Uganda’s schools reopened to students on Monday, bringing the world’s longest school closure due to the COVID-19 pandemic to an end.
The reopening caused traffic congestion in some areas of the capital, Kampala, and students were seen carrying their mattresses through the streets, a back-to-boarding school phenomenon not seen in nearly two years.
According to figures from the United Nations Cultural Organization, Uganda’s schools have been closed completely or partially for more than 83 weeks, the world’s longest disruption. More than ten million students were impacted by the shutdown.
The 44 million-person East African country shut down its schools for the first time in March 2020, shortly after the African continent’s first coronavirus case was confirmed. Some classes reopened in February 2021, but a total lockdown was imposed once more in June as the country faced its first major surge.
The reopening was long overdue for many parents.
“Inevitably, we’ll have to open schools,” Felix Okot, the father of a 6-year-old kindergarten student, said. “Our children’s and our country’s futures are at stake.”
He warned that the country’s schools could not “wait forever” for the pandemic to end.
The prolonged school lockdown sparked controversy in a country where many people ignored measures aimed at containing the virus’s spread. Vaccine skepticism persists, even among health workers, with increasing reports of fake COVID-19 vaccination cards being sold in downtown Kampala. Many students who returned to school are believed to have received no assistance during the lockdown. Most public schools in Uganda, which serve the vast majority of children, were unable to provide virtual schooling. In a November report on students in a remote Ugandan town where weeds grew in classrooms and some students worked as gold miners in a swamp.
Some critics pointed out that President Yoweri Museveni’s government — an authoritarian who has been in power for 36 years and whose wife is the education minister — did little to promote home-based learning. Museveni justified the lockdown by claiming that infected students posed a risk to their parents and other people.
“There are a lot of things that can’t be predicted right now.” The turnout of students is unpredictable, as is the turnout of teachers “Fagil Mandy, a former government school inspector who now works as an independent consultant, agreed. “What concerns me the most is that many children will not return to school for a variety of reasons, including school fees.”

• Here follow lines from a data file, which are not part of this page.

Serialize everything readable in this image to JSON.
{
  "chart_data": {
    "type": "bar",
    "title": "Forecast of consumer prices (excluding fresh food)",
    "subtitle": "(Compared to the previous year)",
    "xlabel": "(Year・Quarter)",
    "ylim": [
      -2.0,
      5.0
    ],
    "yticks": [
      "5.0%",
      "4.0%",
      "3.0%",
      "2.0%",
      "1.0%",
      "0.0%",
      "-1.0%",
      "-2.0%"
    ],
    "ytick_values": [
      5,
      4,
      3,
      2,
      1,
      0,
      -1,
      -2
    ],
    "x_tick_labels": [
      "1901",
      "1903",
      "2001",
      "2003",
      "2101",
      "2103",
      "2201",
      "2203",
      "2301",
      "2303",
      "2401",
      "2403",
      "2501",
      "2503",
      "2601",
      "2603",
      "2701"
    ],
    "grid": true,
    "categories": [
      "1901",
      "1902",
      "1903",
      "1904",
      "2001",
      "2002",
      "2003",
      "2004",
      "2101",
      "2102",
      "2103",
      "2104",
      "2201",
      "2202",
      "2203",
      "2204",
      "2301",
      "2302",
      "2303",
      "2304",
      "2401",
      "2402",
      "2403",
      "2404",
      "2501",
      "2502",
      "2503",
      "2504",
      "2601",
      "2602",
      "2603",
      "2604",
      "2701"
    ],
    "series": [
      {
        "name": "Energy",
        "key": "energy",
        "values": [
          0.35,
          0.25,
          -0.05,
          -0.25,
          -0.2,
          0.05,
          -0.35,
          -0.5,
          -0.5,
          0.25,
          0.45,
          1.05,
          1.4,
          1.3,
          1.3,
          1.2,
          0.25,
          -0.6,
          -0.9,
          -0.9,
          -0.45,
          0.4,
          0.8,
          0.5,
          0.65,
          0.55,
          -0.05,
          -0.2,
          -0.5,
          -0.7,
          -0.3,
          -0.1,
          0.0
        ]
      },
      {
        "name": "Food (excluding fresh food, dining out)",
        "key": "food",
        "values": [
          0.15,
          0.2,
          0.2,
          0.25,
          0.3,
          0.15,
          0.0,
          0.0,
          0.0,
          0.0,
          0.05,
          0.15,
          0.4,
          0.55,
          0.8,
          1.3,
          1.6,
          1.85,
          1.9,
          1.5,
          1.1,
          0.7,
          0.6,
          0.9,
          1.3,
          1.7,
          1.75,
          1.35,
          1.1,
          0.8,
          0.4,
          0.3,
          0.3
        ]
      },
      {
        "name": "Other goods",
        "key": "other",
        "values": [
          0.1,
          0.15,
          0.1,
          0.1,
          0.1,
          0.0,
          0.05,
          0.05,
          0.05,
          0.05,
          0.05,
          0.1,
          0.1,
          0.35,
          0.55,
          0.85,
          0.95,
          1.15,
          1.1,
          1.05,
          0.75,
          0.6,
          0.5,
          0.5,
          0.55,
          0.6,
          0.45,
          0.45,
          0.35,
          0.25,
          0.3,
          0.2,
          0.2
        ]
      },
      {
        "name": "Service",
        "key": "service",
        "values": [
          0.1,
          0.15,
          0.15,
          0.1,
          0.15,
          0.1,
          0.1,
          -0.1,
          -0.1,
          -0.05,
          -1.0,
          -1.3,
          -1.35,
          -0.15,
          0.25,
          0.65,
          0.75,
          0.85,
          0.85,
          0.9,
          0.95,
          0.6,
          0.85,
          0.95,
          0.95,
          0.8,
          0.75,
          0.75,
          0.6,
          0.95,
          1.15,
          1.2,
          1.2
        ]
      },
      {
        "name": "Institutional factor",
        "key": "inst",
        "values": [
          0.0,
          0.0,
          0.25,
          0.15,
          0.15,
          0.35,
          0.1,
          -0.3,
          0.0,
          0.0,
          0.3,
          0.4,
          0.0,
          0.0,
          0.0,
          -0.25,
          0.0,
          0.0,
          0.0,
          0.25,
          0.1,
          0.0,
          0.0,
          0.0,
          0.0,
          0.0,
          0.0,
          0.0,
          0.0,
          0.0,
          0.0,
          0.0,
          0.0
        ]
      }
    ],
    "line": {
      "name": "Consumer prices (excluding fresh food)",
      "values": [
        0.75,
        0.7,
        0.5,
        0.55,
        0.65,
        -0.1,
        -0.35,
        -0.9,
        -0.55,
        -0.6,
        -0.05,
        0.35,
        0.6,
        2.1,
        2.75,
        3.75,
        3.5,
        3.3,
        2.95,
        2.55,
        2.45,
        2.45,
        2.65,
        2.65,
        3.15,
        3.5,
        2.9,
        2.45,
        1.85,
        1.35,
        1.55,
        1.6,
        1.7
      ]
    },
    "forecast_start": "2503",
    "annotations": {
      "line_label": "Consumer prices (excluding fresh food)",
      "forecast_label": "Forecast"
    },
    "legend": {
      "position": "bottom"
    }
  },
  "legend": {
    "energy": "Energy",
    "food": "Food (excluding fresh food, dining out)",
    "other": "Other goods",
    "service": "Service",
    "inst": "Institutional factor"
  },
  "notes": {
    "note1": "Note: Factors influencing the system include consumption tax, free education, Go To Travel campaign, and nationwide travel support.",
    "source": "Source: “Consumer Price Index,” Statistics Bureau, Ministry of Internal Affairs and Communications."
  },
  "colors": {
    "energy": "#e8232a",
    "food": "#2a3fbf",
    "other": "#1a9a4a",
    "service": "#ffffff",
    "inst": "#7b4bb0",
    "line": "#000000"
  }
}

Mandy also expressed concern that a virus outbreak “will spread very quickly” in crowded schools, urging school administrators to keep a close eye on the situation.
Save the Children welcomed the reopening of Uganda’s schools, but warned that “lost learning may lead to high dropout rates in the coming weeks if urgent action is not taken.” “It mentioned catch-up clubs among other things.
In a statement issued Monday, the aid organization warned of a surge in dropouts “as returning students who have fallen behind in their learning fear they have no chance of catching up.”
With an alarming rise in virus cases in recent days, it is unclear how long Uganda’s schools will remain open. In the last week, health officials have reported a daily positivity rate of more than 10%, up from nearly zero in December. Museveni has threatened a new lockdown if intensive care units reach 50% capacity.
Authorities waived any COVID test requirements for students in the hopes of a smooth return to school. An abridged curriculum has also been approved as part of a deal that will automatically promote all students to the next class. Uganda has received foreign support toward the reopening of schools.
The U.N. children’s agency and the governments of the U.K. and Ireland announced financial support focusing on virus surveillance and the mental health of students and teachers in 40,000 schools. They said their support was key for Uganda’s school system to remain open.